The Day of the Jackal (2024)
July 30, 2025
Movie Review: The Day of the Jackal (2024)
One shot. One ghost. One day to change history.
The Day of the Jackal (2024) is a gripping, razor-sharp reimagining of the classic 1973 thriller — a film that updates the premise for the modern surveillance age while preserving the cold, clinical precision of the original. Directed by Cary Joji Fukunaga (No Time to Die), this new iteration is not just a remake — it’s a masterclass in slow-burn tension and geopolitical dread.

The story follows a multinational manhunt triggered when intelligence agencies intercept whispers of an assassination plot targeting a volatile world leader during a high-profile peace summit in Berlin. The assassin: a nameless, faceless ghost known only as The Jackal. Played with icy control by Mads Mikkelsen, the Jackal is no mere killer — he’s a master strategist, capable of vanishing into crowds, altering his identity in seconds, and exploiting global systems with terrifying ease.

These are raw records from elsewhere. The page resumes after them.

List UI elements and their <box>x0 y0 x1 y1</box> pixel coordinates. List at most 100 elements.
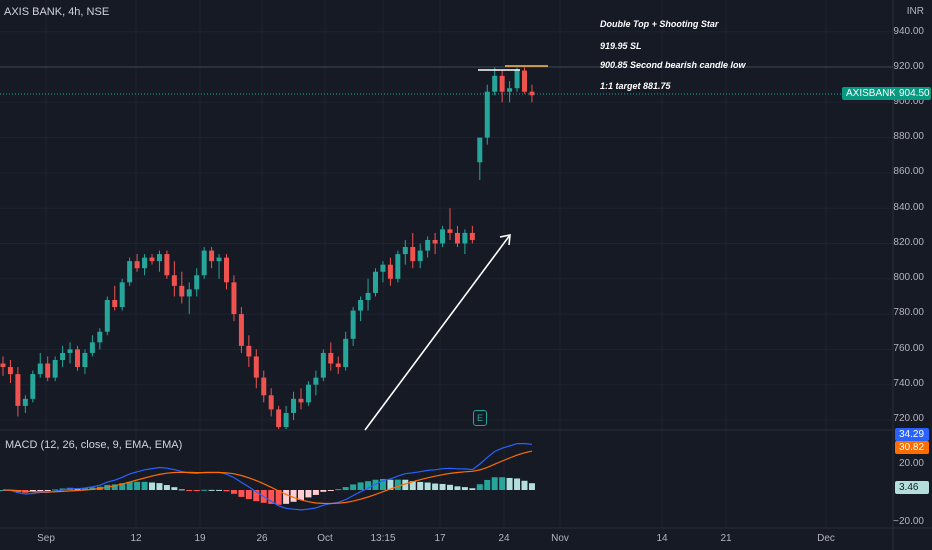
candle-body <box>447 229 453 233</box>
macd-hist-bar <box>521 480 528 490</box>
candle-body <box>268 395 274 410</box>
candle-body <box>0 363 6 368</box>
annotation-sl[interactable]: 919.95 SL <box>600 41 642 51</box>
time-tick: 14 <box>656 533 668 544</box>
macd-hist-bar <box>201 489 208 491</box>
time-tick: 21 <box>720 533 732 544</box>
candle-body <box>283 412 289 428</box>
macd-hist-bar <box>230 490 237 494</box>
macd-hist-bar <box>357 482 364 490</box>
macd-hist-bar <box>52 489 59 491</box>
macd-hist-bar <box>439 483 446 490</box>
candle-body <box>104 299 110 332</box>
candle-body <box>231 282 237 315</box>
candle-body <box>350 310 356 339</box>
candle-body <box>127 261 133 283</box>
candle-body <box>224 257 229 283</box>
candle-body <box>395 254 401 279</box>
macd-hist-bar <box>171 487 178 490</box>
candle-body <box>276 409 282 428</box>
macd-hist-bar <box>268 490 275 504</box>
candle-body <box>492 75 498 92</box>
candle-body <box>119 282 125 308</box>
macd-line <box>2 443 533 511</box>
price-tick: 860.00 <box>893 166 924 177</box>
candle-body <box>462 232 468 244</box>
macd-hist-bar <box>506 477 513 490</box>
price-tick: 820.00 <box>893 237 924 248</box>
candle-body <box>410 247 416 262</box>
candle-body <box>201 250 207 276</box>
candle-body <box>529 91 535 96</box>
price-tick: 780.00 <box>893 307 924 318</box>
candle-body <box>60 352 66 360</box>
candle-body <box>454 232 460 244</box>
candle-body <box>305 384 311 403</box>
macd-hist-bar <box>216 489 223 491</box>
time-tick: 19 <box>194 533 206 544</box>
macd-hist-bar <box>186 490 193 491</box>
macd-hist-bar <box>134 481 141 490</box>
macd-hist-bar <box>275 490 282 505</box>
annotation-bearish-low[interactable]: 900.85 Second bearish candle low <box>600 60 746 70</box>
candle-body <box>209 250 215 262</box>
currency-label: INR <box>906 6 924 17</box>
annotation-double-top[interactable]: Double Top + Shooting Star <box>600 19 719 29</box>
price-tick: 720.00 <box>893 413 924 424</box>
candle-body <box>320 352 326 378</box>
time-tick: 13:15 <box>370 533 396 544</box>
price-tick: 760.00 <box>893 343 924 354</box>
macd-hist-bar <box>141 481 148 490</box>
macd-hist-bar <box>387 479 394 490</box>
candle-body <box>142 257 148 269</box>
macd-hist-bar <box>402 479 409 490</box>
price-tick: 840.00 <box>893 202 924 213</box>
candle-body <box>246 345 252 357</box>
trend-arrow[interactable] <box>364 234 511 431</box>
annotation-target[interactable]: 1:1 target 881.75 <box>600 81 671 91</box>
macd-hist-bar <box>119 483 126 490</box>
macd-tick: −20.00 <box>893 516 924 527</box>
candle-body <box>82 352 88 368</box>
candle-body <box>469 232 475 240</box>
candle-body <box>313 377 319 385</box>
candle-body <box>291 398 297 413</box>
candle-body <box>425 239 431 251</box>
candle-body <box>67 349 73 353</box>
macd-hist-bar <box>424 482 431 490</box>
candle-body <box>112 299 118 308</box>
time-tick: 24 <box>498 533 510 544</box>
price-tick: 800.00 <box>893 272 924 283</box>
candle-body <box>238 314 244 346</box>
macd-hist-bar <box>327 490 334 491</box>
time-tick: Oct <box>317 533 333 544</box>
macd-hist-bar <box>163 485 170 490</box>
macd-hist-bar <box>223 490 230 492</box>
candle-body <box>514 70 520 89</box>
macd-hist-bar <box>283 490 290 504</box>
macd-hist-bar <box>156 483 163 490</box>
macd-hist-bar <box>461 487 468 490</box>
macd-hist-bar <box>409 481 416 490</box>
macd-title[interactable]: MACD (12, 26, close, 9, EMA, EMA) <box>5 439 183 451</box>
candle-body <box>380 264 386 272</box>
earnings-event-icon[interactable]: E <box>473 410 487 426</box>
time-tick: 12 <box>130 533 142 544</box>
candle-body <box>89 342 95 353</box>
macd-hist-bar <box>335 489 342 491</box>
macd-hist-bar <box>111 484 118 490</box>
candle-body <box>328 352 334 364</box>
price-tick: 900.00 <box>893 96 924 107</box>
candle-body <box>22 398 28 406</box>
macd-tick: 20.00 <box>898 458 924 469</box>
candle-body <box>343 338 349 368</box>
symbol-tag: AXISBANK <box>842 87 901 100</box>
candle-body <box>253 356 259 378</box>
candle-body <box>335 363 341 368</box>
candle-body <box>149 257 155 262</box>
macd-hist-bar <box>193 490 200 491</box>
candle-body <box>7 367 13 375</box>
macd-hist-bar <box>350 484 357 490</box>
candle-body <box>417 250 423 262</box>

Opposing him is French counterintelligence agent Claire Dumont (Léa Seydoux), a cyber-forensics expert and war-scarred analyst who begins to see patterns no one else does. As the clock ticks down, the story unfolds across six countries, weaving through hidden bunkers, encrypted data vaults, and black-market arms deals — all leading to a final confrontation in a glass cathedral above Berlin.
The cinematography is sleek and shadowy, with drones, facial recognition scanners, and satellite maps adding a modern layer to the classic cat-and-mouse formula. The score by Max Richter pulses with restrained menace, never overpowering, always guiding.
What elevates The Day of the Jackal (2024) is its intelligence. It never dumbs itself down. The politics are messy, the characters morally ambiguous, and the ending — shocking yet eerily plausible — will leave audiences debating its implications long after the credits roll.
⭐ Rating: 9.0/10 — Smart, slick, and chillingly modern. The Day of the Jackal (2024) is a political thriller done right — and a ghost story for the surveillance age.